Table 2. Size comparison of RHI vs. Compound 100 by SV-AUC

Literature data [21] suggest that liraglutide (GLP-1 analog conjugated with C16 lipid chain) forms oligomers with 6-12 monomers (Fig 8b). In oligomers, liraglutide is believed to orient in a way that the hydrophilic portion of the peptide is exposed to the solvent while the lipid chain from different monomers is sequestered to form micelles. Oligomerization of liraglutide is a spontaneous process which does not require zinc. It was evaluated whether compound 100 oligomerization follows a similar mechanism as liraglutide. Two assembly models were proposed for compound 100 in the absence and presence of zinc as illustrated in Fig 8c. Model I proposes that compound 100 oligomerization is independent of zinc and forms micelle-like oligomer via its lipid chain. Model II proposes that compound 100 exists as a micelle-like oligomer in the absence of zinc while it is converted to a hexamer driven by its insulin portion in the presence of zinc. It is possible that the micelle-like oligomer has similar size to the insulin-like hexamer which makes them indistinguishable by SV-AUC analysis as shown in Table 2. To test the proposed models, compound 100 formulations were prepared with or without zinc and m-cresol. The tertiary structure of these formulations was probed by near-UV-CD measurement (Fig 9). For model Π, a dramatic change of tertiary structure should be observed as manifested by a change in near-UV-CD spectra. However, all tested formulations showed almost identical CD spectra. This suggests that model I is most likely the assembly model for compound 100 regardless of zinc presence. It is also noticed that zinc can still bind to compound 100 even though compound 100 does not form traditional zinc-insulin hexamers otherwise zinc will precipitate with phosphate buffer used in the formulation which is not the case. In contrast to the stabilization effect to classical insulin, zinc actually had adverse effect on the stability of compound 100 as demonstrated by zinc titration experiment (formulations F2, F3, and F13) in Table 3. This further confirms that compound 100 does not form insulin-like hexamers in the presence of zinc but rather oligomerizes into micelles.

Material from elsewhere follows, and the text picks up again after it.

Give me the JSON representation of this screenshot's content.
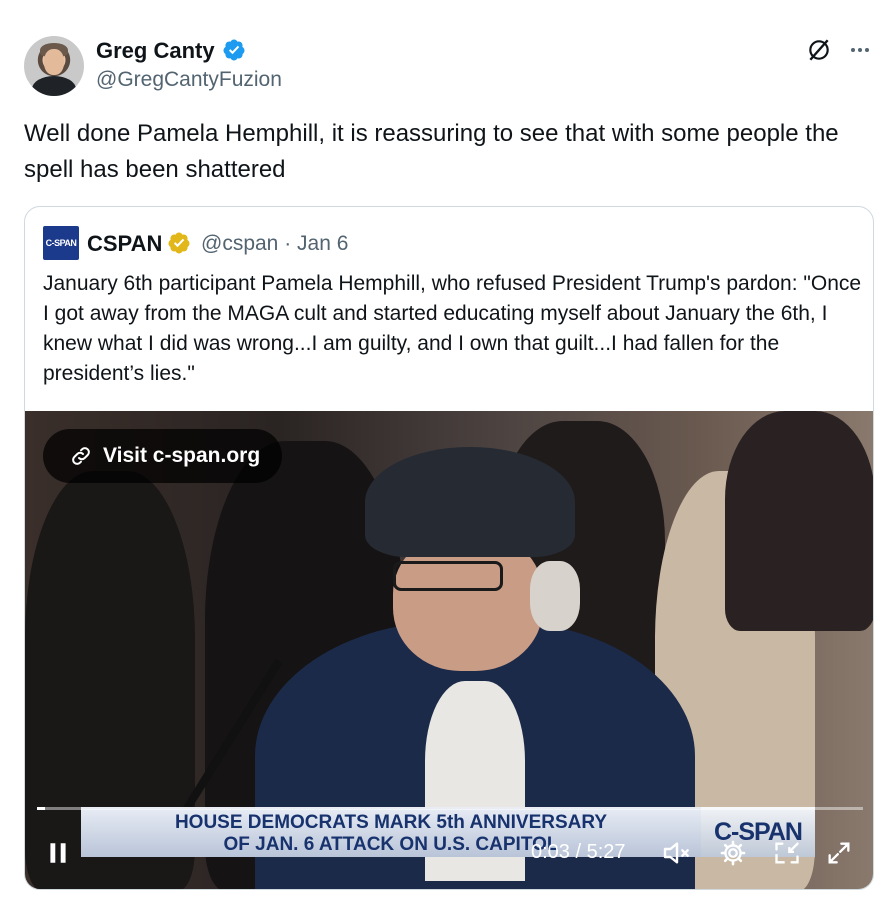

While the present invention is described herein with reference to illustrated embodiments, it should be understood that the invention is not limited hereto. Those having ordinary skill in the art and access to the teachings herein will recognize additional modifications and

embodiments within the scope thereof. Therefore, the present invention is limited only by the claims attached herein.